Strength & Conditioning for Lacrosse: The Back Squat

By Billy J. Voltaire, CSCS

Probably one of the most important exercises implemented in any strength and conditioning program around the country, the back squat is more than just an ordinary exercise; it is vital for speed development in lacrosse athletes. Many athletes who lift for the first time are usually concerned with the risk of lower back pain (LBP), stunting their growth, or that it's “bad for my knees.” When done safely and correctly, the back squat is one of the most effective exercises at increasing lower body strength and power as well as potentially decreasing the risk of injury.

Before starting any exercise program, athletes should be injury free and consult their physician. If uncertain on proper technique or adequate resistance, ask for assistance from an individual (certified personal trainer or strength and conditioning coach) who is certified to instruct you on exercise technique. The back squat targets the quadriceps, hamstrings, gluteus maximus, back extensors, and gastocnemius, to name a few. These are the same muscles used to help improve your power, sprint speed, ankle/knee stability, and shot velocity.



Figure 1


Figure 2
Note: Hips should be parallel to the ground, knees should not travel further than toes, and heels should remain in contact with the ground at ALL times.

Proper Technique

1. The barbell should be placed on the rack at a level just below your shoulder and no higher.

2. Step under the bar and place bar on your upper back (trapezius), off of any bone and sitting comfortably on the “shelf” created by bringing your hands towards your shoulders (see Figure 1).

3. Maintaining a flat back, stand up straight and take two steps back away from the rack.

4. Keep a neutral head at all times and look straight ahead. Looking up is incorrect and unsafe!

5. Take a deep breath and slowly descend by flexing (bending) your hips (butt) until your thighs reach parallel to the ground (see Figure 2). Note: Keep the weight over your mid foot, and keep your chest up!

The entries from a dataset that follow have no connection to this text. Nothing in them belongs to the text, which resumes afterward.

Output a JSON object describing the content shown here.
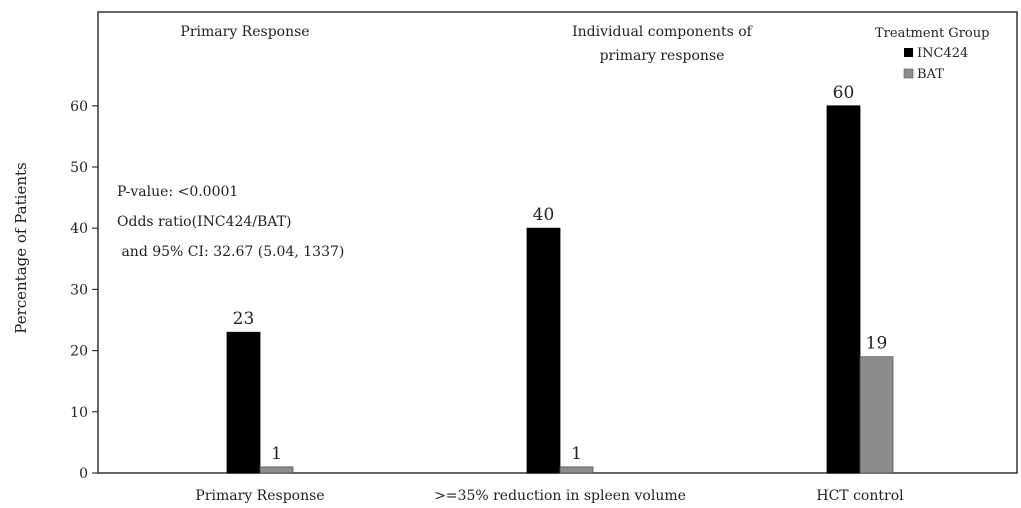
{
  "chart_data": {
    "type": "bar",
    "categories": [
      "Primary Response",
      ">=35% reduction in spleen volume",
      "HCT control"
    ],
    "series": [
      {
        "name": "INC424",
        "values": [
          23,
          40,
          60
        ],
        "labels": [
          "23",
          "40",
          "60"
        ],
        "color": "#000000"
      },
      {
        "name": "BAT",
        "values": [
          1,
          1,
          19
        ],
        "labels": [
          "1",
          "1",
          "19"
        ],
        "color": "#8c8c8c"
      }
    ],
    "ylabel": "Percentage of Patients",
    "xlabel": "",
    "ylim": [
      0,
      70
    ],
    "yticks": [
      0,
      10,
      20,
      30,
      40,
      50,
      60
    ],
    "ytick_labels": [
      "0",
      "10",
      "20",
      "30",
      "40",
      "50",
      "60"
    ],
    "panel_titles": [
      "Primary Response",
      "Individual components of",
      "primary response"
    ],
    "annotation": [
      "P-value: <0.0001",
      "Odds ratio(INC424/BAT)",
      " and 95% CI: 32.67 (5.04, 1337)"
    ],
    "legend": {
      "title": "Treatment Group",
      "position": "top-right"
    },
    "grid": false
  }
}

6. Exhale as you push through your heels and accelerate the bar back to the starting position.

Repeat for the prescribed amount of repetitions. Use weights that are challenging enough that you are fatigued at your last repetition.



Suggested prescription to increase size and strength

Warmup: 5–7 min. (bike/treadmill) & dynamic stretching
1 set of 15 repetitions (very light weight)
3 sets of 10–12 repetitions (3 x 10-12)
Rest: 90–120 seconds

Terms to Know

Repetition: One complete cycle from start to finish.

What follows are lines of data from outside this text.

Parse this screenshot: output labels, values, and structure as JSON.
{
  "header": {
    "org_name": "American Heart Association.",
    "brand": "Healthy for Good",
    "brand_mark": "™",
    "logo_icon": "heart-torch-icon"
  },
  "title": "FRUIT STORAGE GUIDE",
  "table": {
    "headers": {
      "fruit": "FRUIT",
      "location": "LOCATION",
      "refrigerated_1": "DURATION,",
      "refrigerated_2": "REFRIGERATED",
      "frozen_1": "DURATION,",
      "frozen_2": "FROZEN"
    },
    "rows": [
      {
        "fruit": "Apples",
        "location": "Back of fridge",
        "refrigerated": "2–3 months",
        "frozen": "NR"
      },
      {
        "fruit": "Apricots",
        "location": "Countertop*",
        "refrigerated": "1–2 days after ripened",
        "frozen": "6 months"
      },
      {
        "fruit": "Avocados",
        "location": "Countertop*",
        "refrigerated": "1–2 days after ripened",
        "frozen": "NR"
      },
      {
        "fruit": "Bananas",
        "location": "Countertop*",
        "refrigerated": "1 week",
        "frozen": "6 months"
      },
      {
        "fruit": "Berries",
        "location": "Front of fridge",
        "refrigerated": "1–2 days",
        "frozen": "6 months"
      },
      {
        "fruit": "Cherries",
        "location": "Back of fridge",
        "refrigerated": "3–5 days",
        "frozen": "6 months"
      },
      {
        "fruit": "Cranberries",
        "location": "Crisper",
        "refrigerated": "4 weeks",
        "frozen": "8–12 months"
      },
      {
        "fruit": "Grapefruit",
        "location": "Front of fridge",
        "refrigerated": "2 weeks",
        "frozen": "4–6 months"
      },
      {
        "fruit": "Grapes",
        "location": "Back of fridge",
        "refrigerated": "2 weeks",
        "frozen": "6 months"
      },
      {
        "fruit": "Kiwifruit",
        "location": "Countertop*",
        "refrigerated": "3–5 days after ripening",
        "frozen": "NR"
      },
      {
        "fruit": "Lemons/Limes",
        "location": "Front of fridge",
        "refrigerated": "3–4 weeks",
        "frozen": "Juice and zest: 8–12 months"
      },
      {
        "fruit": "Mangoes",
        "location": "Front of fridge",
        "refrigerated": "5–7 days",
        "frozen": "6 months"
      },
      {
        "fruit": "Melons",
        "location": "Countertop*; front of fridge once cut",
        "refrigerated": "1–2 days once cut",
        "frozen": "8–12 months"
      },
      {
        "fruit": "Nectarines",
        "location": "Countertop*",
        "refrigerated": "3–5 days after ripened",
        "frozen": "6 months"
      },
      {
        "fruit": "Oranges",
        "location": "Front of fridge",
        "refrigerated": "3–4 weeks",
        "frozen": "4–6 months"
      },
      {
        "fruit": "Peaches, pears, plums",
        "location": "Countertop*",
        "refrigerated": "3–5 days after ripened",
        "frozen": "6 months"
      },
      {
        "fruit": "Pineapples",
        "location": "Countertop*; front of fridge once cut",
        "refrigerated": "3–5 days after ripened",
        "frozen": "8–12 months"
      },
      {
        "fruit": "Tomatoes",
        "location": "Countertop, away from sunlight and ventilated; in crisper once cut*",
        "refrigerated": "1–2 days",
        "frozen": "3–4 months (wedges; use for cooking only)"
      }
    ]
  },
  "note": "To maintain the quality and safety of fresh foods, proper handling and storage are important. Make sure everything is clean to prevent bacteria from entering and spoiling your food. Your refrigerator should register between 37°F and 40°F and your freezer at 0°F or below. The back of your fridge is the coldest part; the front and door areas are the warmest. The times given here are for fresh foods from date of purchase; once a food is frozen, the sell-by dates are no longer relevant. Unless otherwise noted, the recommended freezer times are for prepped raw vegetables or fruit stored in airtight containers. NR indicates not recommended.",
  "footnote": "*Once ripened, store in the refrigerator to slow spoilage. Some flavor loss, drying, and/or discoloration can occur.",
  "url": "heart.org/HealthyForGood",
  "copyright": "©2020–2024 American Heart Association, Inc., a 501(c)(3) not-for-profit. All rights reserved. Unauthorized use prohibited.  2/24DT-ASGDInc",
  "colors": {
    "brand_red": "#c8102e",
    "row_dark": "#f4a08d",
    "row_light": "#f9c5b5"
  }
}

Sets: Total number of repetitions to be completed continuously without rest.

Rest: Once completing a set, allow your body time to recover before continuing to next set. Note: It is very important to keep the rest period strict and neither too long nor too short.

Dynamic stretches: Active stretches that prime the muscles before activity such as weight training, practice or games. These stretches are done in a controlled manner to help stretch the muscles as well as increase body temperature (to be addressed in video series next month). Examples include butt kicks, straight leg kicks (tin soldiers), and knee hugs.